Dolar AS Menguat Tajam Usai Operasi Serangan ke Fasilitas Nuklir Iran

23 June 2025 10:40 WIB
dolar-as-kian-perkasa-1744106243339_169.jpeg

Kuatbaca.com - Di awal pekan, nilai tukar dolar Amerika Serikat (AS) kembali berjaya melawan rupiah dengan posisi yang terus mendekati Rp 16.500. Pada perdagangan Senin (23/6/2025) pagi, dolar menguat sekitar 0,37%, bergerak di kisaran Rp 16.454 hingga Rp 16.465 dan sempat menyentuh level Rp 16.456. Penguatan ini terjadi di tengah tekanan pasar global akibat eskalasi ketegangan geopolitik di Timur Tengah.

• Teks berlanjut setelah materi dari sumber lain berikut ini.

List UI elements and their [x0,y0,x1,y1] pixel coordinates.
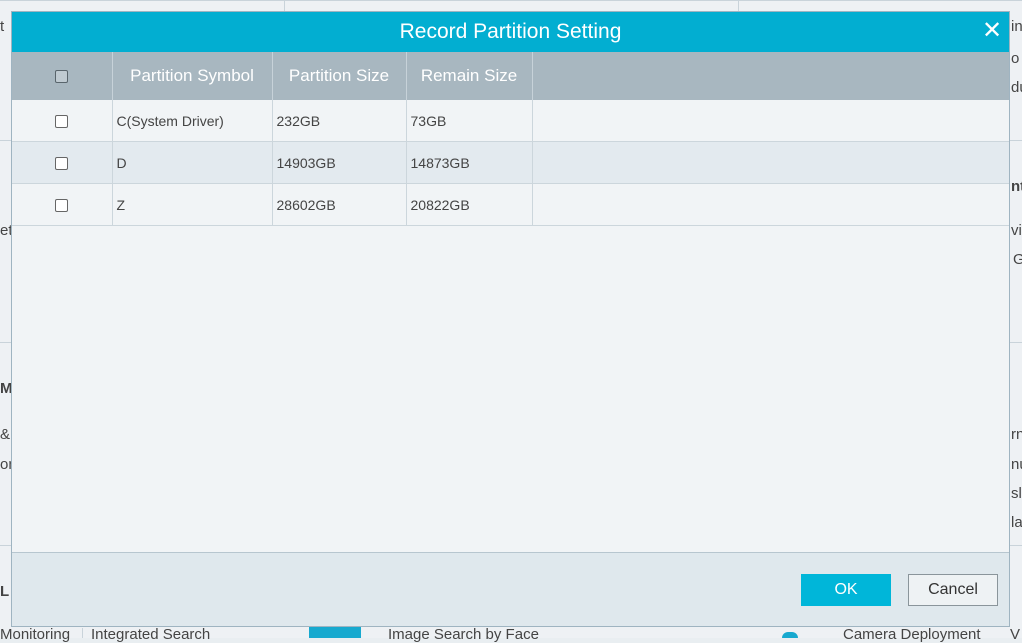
bg-divider [0,140,11,141]
partition-table: Partition Symbol Partition Size Remain S… [12,52,1009,226]
partition-size-cell: 14903GB [272,141,407,184]
bg-text: nu [1011,456,1022,473]
empty-cell [532,141,1009,184]
bg-divider [0,342,11,343]
bg-divider [1010,140,1022,141]
bg-text: nt [1011,178,1022,195]
partition-size-cell: 28602GB [272,183,407,226]
bg-divider [284,0,285,11]
column-header-partition-symbol[interactable]: Partition Symbol [112,52,273,100]
remain-size-cell: 20822GB [406,183,533,226]
row-checkbox-cell [12,141,113,184]
bg-text: & [0,426,11,443]
bg-tile-label: Monitoring [0,626,71,643]
dialog-footer: OK Cancel [12,552,1009,626]
face-search-icon [309,627,361,638]
bg-text: sl [1011,485,1022,502]
bg-divider [738,0,739,11]
ok-button[interactable]: OK [801,574,891,606]
bg-text: t [0,18,5,35]
bg-text: vi [1011,222,1022,239]
bg-text: la [1011,514,1022,531]
bg-tile-label: Image Search by Face [388,626,539,643]
table-row[interactable]: Z 28602GB 20822GB [12,183,1009,226]
bg-text: o [1011,50,1020,67]
partition-symbol-cell: C(System Driver) [112,100,273,142]
remain-size-cell: 14873GB [406,141,533,184]
select-all-cell [12,52,113,100]
camera-icon [782,632,798,638]
bg-text: L [0,583,10,600]
bg-text: V [1010,626,1021,643]
empty-cell [532,100,1009,142]
empty-cell [532,183,1009,226]
row-checkbox[interactable] [55,115,69,129]
column-header-partition-size[interactable]: Partition Size [272,52,407,100]
bg-text: G [1013,251,1022,268]
partition-size-cell: 232GB [272,100,407,142]
table-header-row: Partition Symbol Partition Size Remain S… [12,52,1009,100]
column-header-remain-size[interactable]: Remain Size [406,52,533,100]
row-checkbox-cell [12,183,113,226]
bg-divider [0,0,1022,1]
bg-tile-label: Integrated Search [91,626,211,643]
row-checkbox-cell [12,100,113,142]
table-row[interactable]: C(System Driver) 232GB 73GB [12,100,1009,142]
partition-symbol-cell: Z [112,183,273,226]
bg-text: in [1011,18,1022,35]
bg-text: rn [1011,426,1022,443]
bg-divider [82,628,83,638]
bg-divider [1010,545,1022,546]
partition-symbol-cell: D [112,141,273,184]
record-partition-dialog: Record Partition Setting ✕ Partition Sym… [11,11,1010,627]
column-header-empty [532,52,1009,100]
bg-divider [0,545,11,546]
table-row[interactable]: D 14903GB 14873GB [12,141,1009,184]
cancel-button[interactable]: Cancel [908,574,998,606]
bg-text: du [1011,79,1022,96]
dialog-titlebar: Record Partition Setting ✕ [12,12,1009,52]
select-all-checkbox[interactable] [55,70,69,84]
dialog-title: Record Partition Setting [399,20,622,43]
remain-size-cell: 73GB [406,100,533,142]
bg-tile-label: Camera Deployment [843,626,981,643]
close-icon[interactable]: ✕ [979,18,1005,44]
bg-divider [1010,342,1022,343]
row-checkbox[interactable] [55,199,69,213]
row-checkbox[interactable] [55,157,69,171]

Pergerakan dolar terhadap rupiah ini bukan terjadi dalam isolasi. Akumulasi kekhawatiran investor terhadap potensi perang membuat mata uang safe-haven seperti dolar AS menjadi incaran utama, menekan mata uang negara berkembang, termasuk rupiah Indonesia yang memiliki sensitivitas tinggi terhadap sentimen global.

1. Dolar Kuasai Mayoritas Mata Uang Asia

Penambahan tekanan pada dolar AS terjadi karena mata uang regional di Asia juga melemah terhadap dolar. Won Korea Selatan tergelincir 0,74%, peso Filipina melemah 0,73%, dan dolar Taiwan turun 0,36%. Yen Jepang dan dolar Australia juga tertekan dengan masing-masing penurunan sebesar 0,25% dan 0,41%.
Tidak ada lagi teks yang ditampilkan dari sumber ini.